Experts agree there are really only two possibilities, one much more likely than the other. Either the credit-card data was stored by the Web site in plain text, readable by anyone who gained access to the computer, and Maxus simply copied the data -- or the intruder managed to decrypt an encrypted database full of card numbers. Most think CD Universe hadn't encrypted their user data.

"It's the dirty little secret of e-commerce," said Dave Mullan, CEO of online payment processing company Vitessa "People are using technologies that aren't secured to the level they need to be... you'd be surprised at how lazy some companies' processes are."

It's still unknown which of thousands of possible vulnerabilities Maxus might have used to break into CD Universe's computers in the first place. When the break-in was reported, Brad Greenspan, chairman of CD Universe parent company eUniverse, blamed credit-card processing software called ICVerify. The New York Times also reported on Monday that Maxus told the paper he exploited a flaw in ICVerify.

Recently acquired by CyberCash, this is not the only black eye ICVerify software has received recently. Just last week, it developed perhaps the nation's most significant Y2K bug. After 1 January, the system was charging consumers repeatedly for the same purchase.

ICVerify is off-the-shelf e-commerce software that sells for around $400; one of its selling points, according to one reseller, is the fact that the software tracks customers and allows merchants to store credit-card numbers.

On Tuesday, the company issued a press release saying CD Universe didn't even use ICVerify, and a company spokesperson repeated that claim to MSNBC, saying: "I don't know what the hell Brad is telling people... they told us they had credit cards stored in an SQL database."

But the spokesperson did not offer more details, and did not return phone requests for additional information. Several credit-card experts suggested that the way ICVerify records transactions could be the culprit.

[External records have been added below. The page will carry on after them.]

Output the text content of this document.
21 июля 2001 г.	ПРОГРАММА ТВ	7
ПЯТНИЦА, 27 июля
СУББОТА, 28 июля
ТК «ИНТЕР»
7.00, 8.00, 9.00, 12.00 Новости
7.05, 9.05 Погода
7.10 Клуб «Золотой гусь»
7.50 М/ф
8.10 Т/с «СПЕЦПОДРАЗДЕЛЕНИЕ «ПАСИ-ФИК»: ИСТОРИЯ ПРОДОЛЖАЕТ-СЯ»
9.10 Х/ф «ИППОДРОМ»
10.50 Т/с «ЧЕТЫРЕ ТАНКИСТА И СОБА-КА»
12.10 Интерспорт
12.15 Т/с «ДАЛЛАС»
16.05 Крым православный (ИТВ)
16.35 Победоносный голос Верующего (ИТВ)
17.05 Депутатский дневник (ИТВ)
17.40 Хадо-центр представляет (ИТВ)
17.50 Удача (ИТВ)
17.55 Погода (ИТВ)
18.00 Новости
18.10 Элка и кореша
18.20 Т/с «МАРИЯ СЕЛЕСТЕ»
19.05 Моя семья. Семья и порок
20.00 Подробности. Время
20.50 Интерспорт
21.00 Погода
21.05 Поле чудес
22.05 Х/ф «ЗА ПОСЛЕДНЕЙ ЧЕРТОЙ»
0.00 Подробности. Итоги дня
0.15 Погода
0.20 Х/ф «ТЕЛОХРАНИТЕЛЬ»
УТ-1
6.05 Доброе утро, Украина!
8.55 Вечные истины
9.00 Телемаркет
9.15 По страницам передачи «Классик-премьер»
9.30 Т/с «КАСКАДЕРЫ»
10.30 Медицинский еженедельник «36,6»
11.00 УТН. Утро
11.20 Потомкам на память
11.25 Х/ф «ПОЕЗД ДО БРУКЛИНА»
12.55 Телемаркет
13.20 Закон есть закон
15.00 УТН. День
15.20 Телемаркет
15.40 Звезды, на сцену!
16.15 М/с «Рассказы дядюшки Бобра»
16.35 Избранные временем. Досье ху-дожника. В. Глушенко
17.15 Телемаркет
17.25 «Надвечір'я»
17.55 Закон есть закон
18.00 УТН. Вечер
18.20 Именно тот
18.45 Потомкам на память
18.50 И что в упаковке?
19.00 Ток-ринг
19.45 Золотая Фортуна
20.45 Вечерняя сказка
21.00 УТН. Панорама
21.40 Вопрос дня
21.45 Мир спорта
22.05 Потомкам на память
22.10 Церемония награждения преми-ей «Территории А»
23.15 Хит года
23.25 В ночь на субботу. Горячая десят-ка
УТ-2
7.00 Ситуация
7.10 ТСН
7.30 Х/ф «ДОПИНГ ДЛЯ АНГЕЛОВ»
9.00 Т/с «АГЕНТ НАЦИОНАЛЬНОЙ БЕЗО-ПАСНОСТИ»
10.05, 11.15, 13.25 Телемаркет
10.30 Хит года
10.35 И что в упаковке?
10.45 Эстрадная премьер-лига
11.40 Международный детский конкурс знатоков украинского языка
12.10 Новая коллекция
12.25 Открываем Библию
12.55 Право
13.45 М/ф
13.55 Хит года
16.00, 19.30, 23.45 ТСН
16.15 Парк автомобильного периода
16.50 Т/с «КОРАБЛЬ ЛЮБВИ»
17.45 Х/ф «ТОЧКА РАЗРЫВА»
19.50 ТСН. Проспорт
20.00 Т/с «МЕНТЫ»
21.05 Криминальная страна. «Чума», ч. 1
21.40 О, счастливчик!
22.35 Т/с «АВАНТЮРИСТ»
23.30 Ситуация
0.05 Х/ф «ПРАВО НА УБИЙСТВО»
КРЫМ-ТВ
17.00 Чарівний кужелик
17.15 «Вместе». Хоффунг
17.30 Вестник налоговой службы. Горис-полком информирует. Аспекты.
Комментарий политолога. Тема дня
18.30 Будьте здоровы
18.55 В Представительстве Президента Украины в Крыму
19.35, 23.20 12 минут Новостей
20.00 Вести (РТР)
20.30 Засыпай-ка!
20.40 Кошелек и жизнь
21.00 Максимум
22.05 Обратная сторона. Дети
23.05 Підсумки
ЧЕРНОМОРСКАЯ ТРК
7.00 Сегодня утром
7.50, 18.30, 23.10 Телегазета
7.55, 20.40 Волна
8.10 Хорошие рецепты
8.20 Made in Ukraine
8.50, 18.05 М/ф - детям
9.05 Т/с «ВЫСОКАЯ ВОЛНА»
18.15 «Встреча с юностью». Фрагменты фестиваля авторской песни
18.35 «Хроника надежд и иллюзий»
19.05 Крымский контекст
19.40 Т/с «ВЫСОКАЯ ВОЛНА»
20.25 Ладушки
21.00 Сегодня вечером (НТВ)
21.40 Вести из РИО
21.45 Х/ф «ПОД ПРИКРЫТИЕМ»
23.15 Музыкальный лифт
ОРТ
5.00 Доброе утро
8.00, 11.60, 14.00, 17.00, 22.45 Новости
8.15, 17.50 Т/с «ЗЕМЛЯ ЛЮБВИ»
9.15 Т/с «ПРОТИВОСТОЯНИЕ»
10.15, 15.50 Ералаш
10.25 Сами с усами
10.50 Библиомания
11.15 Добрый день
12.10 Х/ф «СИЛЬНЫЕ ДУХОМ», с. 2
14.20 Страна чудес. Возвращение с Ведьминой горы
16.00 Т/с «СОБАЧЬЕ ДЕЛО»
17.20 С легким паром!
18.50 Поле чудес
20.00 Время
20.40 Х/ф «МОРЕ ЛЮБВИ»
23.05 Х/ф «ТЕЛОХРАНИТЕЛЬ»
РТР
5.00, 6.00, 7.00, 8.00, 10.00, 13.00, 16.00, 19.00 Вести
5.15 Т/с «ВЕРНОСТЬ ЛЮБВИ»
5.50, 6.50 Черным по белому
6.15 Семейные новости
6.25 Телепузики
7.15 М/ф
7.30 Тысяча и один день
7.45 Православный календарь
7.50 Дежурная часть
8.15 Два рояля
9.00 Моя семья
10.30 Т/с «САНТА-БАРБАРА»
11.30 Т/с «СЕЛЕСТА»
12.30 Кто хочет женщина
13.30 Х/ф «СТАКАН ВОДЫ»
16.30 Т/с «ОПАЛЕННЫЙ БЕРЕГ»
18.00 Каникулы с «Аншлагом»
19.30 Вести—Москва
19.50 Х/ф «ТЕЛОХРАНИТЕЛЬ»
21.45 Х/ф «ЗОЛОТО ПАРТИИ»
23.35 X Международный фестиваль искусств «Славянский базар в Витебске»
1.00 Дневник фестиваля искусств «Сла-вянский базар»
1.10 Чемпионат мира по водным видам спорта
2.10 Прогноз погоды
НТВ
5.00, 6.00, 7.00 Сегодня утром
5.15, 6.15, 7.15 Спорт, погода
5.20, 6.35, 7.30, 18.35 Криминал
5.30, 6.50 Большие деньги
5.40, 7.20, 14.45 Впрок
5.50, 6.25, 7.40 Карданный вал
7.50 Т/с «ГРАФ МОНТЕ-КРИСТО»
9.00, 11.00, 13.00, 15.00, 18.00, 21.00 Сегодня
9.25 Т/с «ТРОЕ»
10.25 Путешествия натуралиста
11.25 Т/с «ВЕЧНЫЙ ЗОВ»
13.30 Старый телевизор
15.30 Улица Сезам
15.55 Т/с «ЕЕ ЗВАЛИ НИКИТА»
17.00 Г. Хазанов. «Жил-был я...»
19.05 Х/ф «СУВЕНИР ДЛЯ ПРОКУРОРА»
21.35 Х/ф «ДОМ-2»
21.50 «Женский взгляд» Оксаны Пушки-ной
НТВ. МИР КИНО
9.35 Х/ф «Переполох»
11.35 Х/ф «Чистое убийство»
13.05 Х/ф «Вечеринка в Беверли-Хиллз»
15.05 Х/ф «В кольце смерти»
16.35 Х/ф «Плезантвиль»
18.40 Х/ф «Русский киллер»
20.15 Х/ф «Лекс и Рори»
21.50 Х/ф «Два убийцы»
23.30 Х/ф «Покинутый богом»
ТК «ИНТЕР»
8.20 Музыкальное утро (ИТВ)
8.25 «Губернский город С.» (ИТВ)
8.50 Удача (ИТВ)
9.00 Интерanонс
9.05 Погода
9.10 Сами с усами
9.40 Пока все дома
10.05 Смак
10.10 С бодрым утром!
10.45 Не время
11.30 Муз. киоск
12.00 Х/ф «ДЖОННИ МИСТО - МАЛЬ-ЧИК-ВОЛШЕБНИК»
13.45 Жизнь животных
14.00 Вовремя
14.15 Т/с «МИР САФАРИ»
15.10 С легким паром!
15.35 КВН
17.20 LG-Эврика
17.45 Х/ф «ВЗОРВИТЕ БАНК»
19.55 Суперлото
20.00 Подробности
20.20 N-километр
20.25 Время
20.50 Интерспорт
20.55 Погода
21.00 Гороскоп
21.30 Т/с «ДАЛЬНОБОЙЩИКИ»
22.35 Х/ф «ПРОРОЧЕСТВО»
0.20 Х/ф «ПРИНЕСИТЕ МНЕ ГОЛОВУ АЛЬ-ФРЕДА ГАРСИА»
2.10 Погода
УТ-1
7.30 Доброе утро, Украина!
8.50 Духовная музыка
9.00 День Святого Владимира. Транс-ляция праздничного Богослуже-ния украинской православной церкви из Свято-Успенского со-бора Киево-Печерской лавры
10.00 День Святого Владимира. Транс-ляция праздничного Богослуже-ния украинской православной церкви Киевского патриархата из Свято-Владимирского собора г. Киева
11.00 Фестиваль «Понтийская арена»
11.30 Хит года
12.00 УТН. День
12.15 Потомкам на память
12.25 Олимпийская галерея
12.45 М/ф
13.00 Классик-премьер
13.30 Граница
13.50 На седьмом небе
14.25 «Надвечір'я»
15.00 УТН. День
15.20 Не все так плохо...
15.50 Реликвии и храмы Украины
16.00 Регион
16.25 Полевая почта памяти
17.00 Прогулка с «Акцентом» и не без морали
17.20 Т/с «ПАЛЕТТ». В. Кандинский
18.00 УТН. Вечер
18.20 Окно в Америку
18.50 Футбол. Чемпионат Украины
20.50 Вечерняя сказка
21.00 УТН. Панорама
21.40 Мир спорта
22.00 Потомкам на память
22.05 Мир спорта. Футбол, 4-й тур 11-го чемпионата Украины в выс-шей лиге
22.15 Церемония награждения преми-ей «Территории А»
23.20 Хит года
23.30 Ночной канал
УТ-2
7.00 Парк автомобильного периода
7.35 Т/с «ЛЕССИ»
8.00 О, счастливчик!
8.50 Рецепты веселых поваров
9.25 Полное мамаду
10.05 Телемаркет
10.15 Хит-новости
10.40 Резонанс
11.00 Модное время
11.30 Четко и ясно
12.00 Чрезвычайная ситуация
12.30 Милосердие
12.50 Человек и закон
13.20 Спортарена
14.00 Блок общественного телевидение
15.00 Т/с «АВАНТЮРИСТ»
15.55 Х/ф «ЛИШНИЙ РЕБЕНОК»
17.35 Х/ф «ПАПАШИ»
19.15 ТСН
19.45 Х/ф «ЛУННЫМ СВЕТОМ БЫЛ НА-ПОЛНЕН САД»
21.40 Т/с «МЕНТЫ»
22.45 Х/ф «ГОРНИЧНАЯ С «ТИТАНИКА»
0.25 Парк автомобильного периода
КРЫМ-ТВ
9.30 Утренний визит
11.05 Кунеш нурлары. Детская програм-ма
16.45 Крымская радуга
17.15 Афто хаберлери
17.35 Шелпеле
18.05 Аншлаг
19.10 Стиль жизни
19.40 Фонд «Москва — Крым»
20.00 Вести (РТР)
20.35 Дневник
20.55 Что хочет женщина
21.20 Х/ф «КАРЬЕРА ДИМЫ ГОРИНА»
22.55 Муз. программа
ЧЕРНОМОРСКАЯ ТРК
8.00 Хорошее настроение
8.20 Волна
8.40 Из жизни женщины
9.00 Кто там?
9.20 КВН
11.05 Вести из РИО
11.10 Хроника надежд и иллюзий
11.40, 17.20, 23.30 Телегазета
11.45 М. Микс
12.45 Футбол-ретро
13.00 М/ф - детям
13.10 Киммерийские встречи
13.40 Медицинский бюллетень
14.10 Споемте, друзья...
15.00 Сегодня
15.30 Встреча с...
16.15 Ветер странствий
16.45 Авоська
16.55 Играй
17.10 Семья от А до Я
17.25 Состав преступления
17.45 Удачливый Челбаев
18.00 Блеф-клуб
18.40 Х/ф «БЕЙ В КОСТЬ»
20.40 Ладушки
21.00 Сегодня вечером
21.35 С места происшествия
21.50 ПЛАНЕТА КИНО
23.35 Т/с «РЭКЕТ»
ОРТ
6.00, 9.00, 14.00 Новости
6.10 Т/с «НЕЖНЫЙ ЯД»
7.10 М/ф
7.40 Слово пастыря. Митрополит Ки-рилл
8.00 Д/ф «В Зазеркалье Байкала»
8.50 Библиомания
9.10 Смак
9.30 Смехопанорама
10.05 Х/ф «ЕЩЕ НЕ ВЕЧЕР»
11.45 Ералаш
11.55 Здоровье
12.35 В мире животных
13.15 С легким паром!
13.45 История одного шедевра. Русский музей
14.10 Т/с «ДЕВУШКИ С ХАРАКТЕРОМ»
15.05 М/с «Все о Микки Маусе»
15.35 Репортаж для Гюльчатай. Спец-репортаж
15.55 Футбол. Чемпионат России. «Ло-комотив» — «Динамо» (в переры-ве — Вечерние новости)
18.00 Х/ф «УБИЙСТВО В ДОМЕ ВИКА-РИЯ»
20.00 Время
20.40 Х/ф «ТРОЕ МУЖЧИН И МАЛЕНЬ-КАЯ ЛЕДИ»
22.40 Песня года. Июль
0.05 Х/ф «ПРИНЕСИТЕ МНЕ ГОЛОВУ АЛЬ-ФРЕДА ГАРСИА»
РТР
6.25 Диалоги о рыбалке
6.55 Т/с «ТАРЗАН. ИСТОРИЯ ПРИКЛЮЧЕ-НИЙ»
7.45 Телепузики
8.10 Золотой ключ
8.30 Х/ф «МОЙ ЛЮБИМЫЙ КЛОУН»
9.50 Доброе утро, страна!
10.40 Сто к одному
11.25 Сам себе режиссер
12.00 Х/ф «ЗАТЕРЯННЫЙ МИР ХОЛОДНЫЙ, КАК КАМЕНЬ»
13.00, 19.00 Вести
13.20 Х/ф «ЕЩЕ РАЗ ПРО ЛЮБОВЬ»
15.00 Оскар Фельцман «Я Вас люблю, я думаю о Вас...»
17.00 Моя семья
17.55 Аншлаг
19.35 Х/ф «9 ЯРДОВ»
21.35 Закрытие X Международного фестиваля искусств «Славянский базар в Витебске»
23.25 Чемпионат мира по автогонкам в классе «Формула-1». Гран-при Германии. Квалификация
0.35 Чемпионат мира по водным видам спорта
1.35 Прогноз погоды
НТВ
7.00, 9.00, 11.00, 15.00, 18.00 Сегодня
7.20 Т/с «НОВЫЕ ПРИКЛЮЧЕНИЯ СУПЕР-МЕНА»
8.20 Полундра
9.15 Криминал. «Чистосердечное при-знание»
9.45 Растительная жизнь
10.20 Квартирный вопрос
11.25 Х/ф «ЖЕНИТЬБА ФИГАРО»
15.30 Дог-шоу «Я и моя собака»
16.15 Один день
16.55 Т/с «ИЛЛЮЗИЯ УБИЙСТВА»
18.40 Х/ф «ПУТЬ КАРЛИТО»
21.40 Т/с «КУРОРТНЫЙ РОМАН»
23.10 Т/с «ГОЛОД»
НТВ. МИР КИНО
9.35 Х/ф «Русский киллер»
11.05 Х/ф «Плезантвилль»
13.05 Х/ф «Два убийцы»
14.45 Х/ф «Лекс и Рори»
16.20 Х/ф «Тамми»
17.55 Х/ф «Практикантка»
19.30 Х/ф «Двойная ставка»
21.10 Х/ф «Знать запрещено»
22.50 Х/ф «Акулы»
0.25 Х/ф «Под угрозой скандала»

According to one consultant, the software logs each transaction, then at the end of the day saves that log file -- credit-card numbers and all -- in a plain-text archive file. According to an ICVerify reseller, up to nine years of data can be saved. This makes printing business-analysis reports easy, but it also makes life easy for criminals. Once they gain access to the computer performing the credit-card verification services, they can see in plain text all the cards ever processed.

The logs aren't prohibitively large files. "You have to assume that it's pretty much everywhere by now," according to one informed source.

On CD Universe's Web site, the company claims to have "successfully processed over 300,000 credit-card transactions". That's the same number of cards Maxum claims to have stolen. "This scenario is very likely. I would guess that is what happened all along," Levy said. "Perhaps they didn't realise the logs existed and they never bothered to delete them."

In email correspondence, a writer claiming to be Maxus refused to say ICVerify's logs were the culprit -- in fact, he spread blame around a bit.

"CyberCash (ICVerify's owner) is lame, because (it) stores *.set files in plain text with important data," he wrote. "Microsoft is lame because I can view in plain text their *.MDB files... "

All of which points to the central question surrounding credit-card use on the Internet. While plenty of attention has been paid to encrypting important data while it travels across the Net from consumers to Web sites and back again (so-called SSL encryption), little has been paid to how the information is stored by merchants.

"The real issue is, why are merchants storing the credit cards at all?" said Jim Cannavino, CEO of CyberSafe. His company is promoting a new online transaction scheme that eliminates credit card numbers entirely. "I thought it was going to happen last year. Hackers would realise they can access credit information in merchant systems... you've created a lucrative environment for a hacker to go to."